Thanks for another interesting video! Have you considered making a video for Numberphile before? I'm not sure how difficult it is to get in contact with them, but it could potentially be a great way of spreading the word about e.g. rational trigonometry.
+Asbjørn Lystrup Numberphile is a bit different, although just perusing their previous videos they have one about Ford Circles (perhaps worth a look). But the perhaps most interesting thing about #phile at present is its subscriber count. It has just passed sqrt(2) millions (@ 1,414,842 on Nov 3rd 2015) (As you know, there is no such thing. We would say Numberphile has _approximately_ 2 trillion quadscribers)
There is a theorem that has always struck me as remarkable, to the effect that the combination of multiple rotations about any axis vectors by any amounts of turning is equivalent to a single rotation about a single axis vector by a single amount of turning. (I suspect that if one starts with all-rational quantities, the result might have some irrational parameters.) This theorem is of great practical value in space navigation, etc.
+Doug Gwyn That is a remarkable theorem, not at all obvious.

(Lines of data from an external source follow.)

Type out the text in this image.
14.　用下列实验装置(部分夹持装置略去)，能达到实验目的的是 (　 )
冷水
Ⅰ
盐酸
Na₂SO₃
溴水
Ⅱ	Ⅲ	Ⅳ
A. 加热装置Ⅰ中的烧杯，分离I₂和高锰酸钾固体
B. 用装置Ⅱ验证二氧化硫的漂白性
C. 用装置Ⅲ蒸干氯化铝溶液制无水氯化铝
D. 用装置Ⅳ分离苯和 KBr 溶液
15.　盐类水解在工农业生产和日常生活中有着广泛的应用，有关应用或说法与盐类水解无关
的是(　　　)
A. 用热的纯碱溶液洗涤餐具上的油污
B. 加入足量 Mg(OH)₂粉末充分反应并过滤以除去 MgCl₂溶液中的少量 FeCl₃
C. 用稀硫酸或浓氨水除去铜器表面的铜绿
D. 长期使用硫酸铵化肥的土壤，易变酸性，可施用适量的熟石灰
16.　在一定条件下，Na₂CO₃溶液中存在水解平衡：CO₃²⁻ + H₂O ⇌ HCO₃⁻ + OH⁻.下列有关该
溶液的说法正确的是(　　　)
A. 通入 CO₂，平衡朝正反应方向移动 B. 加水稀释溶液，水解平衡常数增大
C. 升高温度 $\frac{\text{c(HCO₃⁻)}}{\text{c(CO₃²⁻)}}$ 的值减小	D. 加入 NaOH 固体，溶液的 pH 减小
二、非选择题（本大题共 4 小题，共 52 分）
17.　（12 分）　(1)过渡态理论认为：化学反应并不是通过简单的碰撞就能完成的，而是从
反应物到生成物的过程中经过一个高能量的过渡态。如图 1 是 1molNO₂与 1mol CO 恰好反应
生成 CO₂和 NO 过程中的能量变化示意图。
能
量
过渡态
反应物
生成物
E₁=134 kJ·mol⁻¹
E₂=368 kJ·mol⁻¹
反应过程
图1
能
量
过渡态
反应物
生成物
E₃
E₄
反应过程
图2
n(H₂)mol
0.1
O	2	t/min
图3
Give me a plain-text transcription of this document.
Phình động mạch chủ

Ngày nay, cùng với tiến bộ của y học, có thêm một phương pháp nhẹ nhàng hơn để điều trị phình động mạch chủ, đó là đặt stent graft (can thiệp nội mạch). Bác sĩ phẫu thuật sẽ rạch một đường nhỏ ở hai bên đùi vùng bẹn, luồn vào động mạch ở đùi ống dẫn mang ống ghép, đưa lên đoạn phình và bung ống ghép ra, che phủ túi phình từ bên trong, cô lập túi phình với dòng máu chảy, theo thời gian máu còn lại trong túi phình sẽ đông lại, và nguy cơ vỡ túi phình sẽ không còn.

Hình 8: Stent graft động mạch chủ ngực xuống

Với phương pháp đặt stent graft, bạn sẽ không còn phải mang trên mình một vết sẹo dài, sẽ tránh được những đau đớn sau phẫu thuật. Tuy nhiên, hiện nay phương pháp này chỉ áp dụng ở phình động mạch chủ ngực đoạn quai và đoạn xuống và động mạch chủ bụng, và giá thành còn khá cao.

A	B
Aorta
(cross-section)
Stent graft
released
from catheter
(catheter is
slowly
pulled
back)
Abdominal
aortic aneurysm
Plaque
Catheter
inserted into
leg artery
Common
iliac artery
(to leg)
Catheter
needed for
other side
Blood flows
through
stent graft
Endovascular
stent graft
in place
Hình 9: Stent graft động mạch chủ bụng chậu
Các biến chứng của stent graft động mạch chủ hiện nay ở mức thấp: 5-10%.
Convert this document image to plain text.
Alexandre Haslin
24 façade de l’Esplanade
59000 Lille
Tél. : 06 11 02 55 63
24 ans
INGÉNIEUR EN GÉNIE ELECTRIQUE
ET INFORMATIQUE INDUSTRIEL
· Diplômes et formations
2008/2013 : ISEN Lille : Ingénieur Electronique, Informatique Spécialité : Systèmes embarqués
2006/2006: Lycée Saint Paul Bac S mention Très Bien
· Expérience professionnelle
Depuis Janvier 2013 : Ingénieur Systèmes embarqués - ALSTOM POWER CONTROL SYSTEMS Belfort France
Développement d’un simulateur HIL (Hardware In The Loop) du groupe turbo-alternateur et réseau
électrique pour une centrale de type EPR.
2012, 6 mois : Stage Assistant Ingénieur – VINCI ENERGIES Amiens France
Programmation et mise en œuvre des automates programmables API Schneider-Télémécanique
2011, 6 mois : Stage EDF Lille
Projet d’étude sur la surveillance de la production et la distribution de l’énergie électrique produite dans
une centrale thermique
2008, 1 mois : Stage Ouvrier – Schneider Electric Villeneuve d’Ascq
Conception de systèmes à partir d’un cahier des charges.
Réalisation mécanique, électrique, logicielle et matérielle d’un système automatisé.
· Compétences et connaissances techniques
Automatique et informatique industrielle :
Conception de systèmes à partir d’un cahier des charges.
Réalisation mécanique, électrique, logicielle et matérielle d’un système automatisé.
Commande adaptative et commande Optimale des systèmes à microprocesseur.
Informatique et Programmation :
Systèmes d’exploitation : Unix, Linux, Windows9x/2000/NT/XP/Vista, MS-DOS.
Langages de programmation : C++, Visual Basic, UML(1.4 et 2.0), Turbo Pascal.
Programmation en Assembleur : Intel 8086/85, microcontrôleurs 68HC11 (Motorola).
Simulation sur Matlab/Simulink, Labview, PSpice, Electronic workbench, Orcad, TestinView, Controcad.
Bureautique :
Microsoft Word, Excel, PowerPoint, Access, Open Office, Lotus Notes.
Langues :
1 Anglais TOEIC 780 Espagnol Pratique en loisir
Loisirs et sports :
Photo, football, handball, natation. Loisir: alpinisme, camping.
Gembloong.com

So in terms of sending one directed edge to another, we must be able to find a single rotation that simultaneously makes the necessary change in both position and direction. I can sort of see why it must be true: Let A and B be points on the sphere. At each point we have a little directed line segment (lying in the spherical surface.) Measure the turn-angle these segments make to the segment AB, call these turn-angles tA and tB. Since we have to send A to B with a single rotation, the path followed by A will be a circular arc on the sphere. And since A and B are both on this circular arc, the axis vector for the rotation has to lie on the great circle that perpendicularly bisects AB. So to prove the theorem, we just need to be able to find an appropriate point X on this bisecting line so that in sending A to B we also make the required change from tA to tB. Consider the 2 circles which cross at A and B: the great circle thru A and B, and the locus of rotation of A about the axis thru X. If X is at a pole with respect to the equator AB, then the locus of rotation and the equator coincide, while if X is at the midpoint of AB, then the locus of rotation is the smallest circle thru A and B. If the turn-angle between these circles at A is t, then, when they cross again at B, the turn-angle will be -t. So the effect of sending our directed line segment from A to B via the locus of rotation rather than via the great circle is to rotate it by 2t. And since t varies in a continuous manner from 0 to 1/2 as we move X down the bisector from the north pole to the south pole ( with t = 1/4 when X crosses AB), then 2t varies continuously from 0 to 1. And therefore, no matter what the difference in direction between our line-segments, we can find a rotation that sends A to B which also sends tA to tB.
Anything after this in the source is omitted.